@whoosh777
Heh, we're not arguing, just comparing chip implementations. I still say, considering your enthusiasm for the idea, go for it! :-D
Anyhow, back to that circle :-D
1. small number of volatile scratch registers,
2. the first function arguments in non-scratch registers: if function arguments
are in scratch registers then those registers are no longer scratch!:
scratch registers are short term breathing space,
3. further arguments to the stack,
eg on 68k:
a0,a1,d0,d1 as scratch, and function arguments f(d2,a2,d3,a3)
if you have too many function arguments in registers you
run out of breathing space: the called function has to start using the stack to free up registers for internal use,
also the calling function may already be using those registers for something else so it has to back them up somewhere,
if you have too many scratch registers its wasteful,
I sincerely suggest you read the PPC open ABI specification to get a better understanding of how it works. The issues you raise almost never occur due to how the ABI is layed out. Stack based calling is rare (unless you have more than 8 integer/pointer parameters). Those registers never need to be backed up before a call because the compiler won't use them to hold anything that needs to survive a call.

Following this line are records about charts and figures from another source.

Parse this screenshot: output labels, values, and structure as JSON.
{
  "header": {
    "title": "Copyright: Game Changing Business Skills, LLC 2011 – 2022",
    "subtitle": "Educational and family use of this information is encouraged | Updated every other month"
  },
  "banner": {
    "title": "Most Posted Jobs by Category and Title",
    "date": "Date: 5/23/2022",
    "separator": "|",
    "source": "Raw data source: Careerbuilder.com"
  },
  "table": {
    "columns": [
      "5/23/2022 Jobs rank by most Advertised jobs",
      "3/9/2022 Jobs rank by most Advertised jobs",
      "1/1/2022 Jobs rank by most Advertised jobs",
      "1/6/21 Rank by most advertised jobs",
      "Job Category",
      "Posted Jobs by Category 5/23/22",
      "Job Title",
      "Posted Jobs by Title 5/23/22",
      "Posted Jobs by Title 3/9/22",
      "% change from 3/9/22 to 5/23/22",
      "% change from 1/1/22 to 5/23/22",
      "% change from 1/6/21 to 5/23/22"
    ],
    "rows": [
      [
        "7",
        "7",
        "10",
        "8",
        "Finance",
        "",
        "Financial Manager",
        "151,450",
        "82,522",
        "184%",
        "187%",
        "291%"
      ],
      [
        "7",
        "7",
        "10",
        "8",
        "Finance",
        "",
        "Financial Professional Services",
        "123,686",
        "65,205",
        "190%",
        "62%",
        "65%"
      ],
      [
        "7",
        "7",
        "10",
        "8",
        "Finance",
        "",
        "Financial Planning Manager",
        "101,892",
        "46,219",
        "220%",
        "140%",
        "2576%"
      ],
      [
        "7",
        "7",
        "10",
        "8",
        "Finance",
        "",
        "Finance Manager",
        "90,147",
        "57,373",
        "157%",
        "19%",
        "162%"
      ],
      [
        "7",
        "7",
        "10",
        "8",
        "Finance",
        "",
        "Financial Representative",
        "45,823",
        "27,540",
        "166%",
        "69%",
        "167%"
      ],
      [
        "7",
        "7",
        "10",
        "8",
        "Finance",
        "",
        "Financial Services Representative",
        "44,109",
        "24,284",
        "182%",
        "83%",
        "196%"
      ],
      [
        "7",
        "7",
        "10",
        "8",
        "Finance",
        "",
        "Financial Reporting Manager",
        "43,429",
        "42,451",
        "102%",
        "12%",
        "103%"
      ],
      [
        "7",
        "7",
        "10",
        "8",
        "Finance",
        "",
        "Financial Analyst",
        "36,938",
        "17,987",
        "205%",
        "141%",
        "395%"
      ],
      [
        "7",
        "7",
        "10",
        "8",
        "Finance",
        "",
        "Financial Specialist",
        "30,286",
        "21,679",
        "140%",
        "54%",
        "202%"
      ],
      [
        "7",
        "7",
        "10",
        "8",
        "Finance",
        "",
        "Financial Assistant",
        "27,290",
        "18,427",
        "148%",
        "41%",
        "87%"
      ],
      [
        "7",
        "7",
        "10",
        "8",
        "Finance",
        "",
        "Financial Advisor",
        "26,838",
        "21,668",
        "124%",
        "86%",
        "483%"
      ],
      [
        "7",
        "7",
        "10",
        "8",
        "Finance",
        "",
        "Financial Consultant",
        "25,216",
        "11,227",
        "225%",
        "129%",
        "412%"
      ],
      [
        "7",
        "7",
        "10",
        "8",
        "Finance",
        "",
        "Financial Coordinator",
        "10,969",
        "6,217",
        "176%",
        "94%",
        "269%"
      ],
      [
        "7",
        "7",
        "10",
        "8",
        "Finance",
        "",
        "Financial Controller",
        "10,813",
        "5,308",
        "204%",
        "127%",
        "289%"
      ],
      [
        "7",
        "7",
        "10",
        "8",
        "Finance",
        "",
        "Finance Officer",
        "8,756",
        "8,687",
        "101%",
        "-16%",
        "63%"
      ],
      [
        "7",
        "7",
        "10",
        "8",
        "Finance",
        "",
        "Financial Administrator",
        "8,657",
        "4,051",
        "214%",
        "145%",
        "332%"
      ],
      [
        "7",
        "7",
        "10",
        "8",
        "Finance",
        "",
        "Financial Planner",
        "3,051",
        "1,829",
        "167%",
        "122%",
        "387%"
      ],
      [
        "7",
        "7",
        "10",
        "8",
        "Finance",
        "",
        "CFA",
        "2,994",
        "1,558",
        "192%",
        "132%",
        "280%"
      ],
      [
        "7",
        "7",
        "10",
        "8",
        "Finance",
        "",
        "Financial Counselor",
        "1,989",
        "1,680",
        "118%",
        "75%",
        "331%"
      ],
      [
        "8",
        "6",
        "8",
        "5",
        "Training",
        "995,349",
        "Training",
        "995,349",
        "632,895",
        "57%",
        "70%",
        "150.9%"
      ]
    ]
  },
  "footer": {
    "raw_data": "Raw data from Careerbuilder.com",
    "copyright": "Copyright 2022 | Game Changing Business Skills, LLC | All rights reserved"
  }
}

As you yourself point out, 4 registers is usually enough for most purposes. With 32 registers, some of which are used for the stack, global data section etc, the compiler can almost always find somewhere to store a variable without using the stack.
Even then, the compiler can spot which volatile registers don't get hammered across calls in the same translation unit. Same with function parameters, it can see which ones 'survive' the call, eg const arguments etc.
When I look at well optimised PPC code generated from a good compiler, I see very little stack usage, very little register backup etc.
Now, if you think back to your "stack cache" idea, having a large register file, of which programming standards say "this half is volatile etc." actually gives you the same functionality.
Large register files are fantastically useful for breaking down complex expressions. All the examples you have posted so far tend to deal with linear code, doing fairly simple arithmetic.
x = a + b * (c + (d*d)); etc.
Chuck in function calls (some of which may be inlined), multidimensional pointer dereferences (that may be used several times in one expression), etc., and more and more volatile registers becomes useful to hold temporaries that may be needed more than once.
For a different example of why large register sets are handy, a small interpretive emulator I wrote as a thought experiment (for a theoretical bytecode cpu), uses several function lookup tables. One for opcodes, one for effective address calculation and one for debugging traps etc.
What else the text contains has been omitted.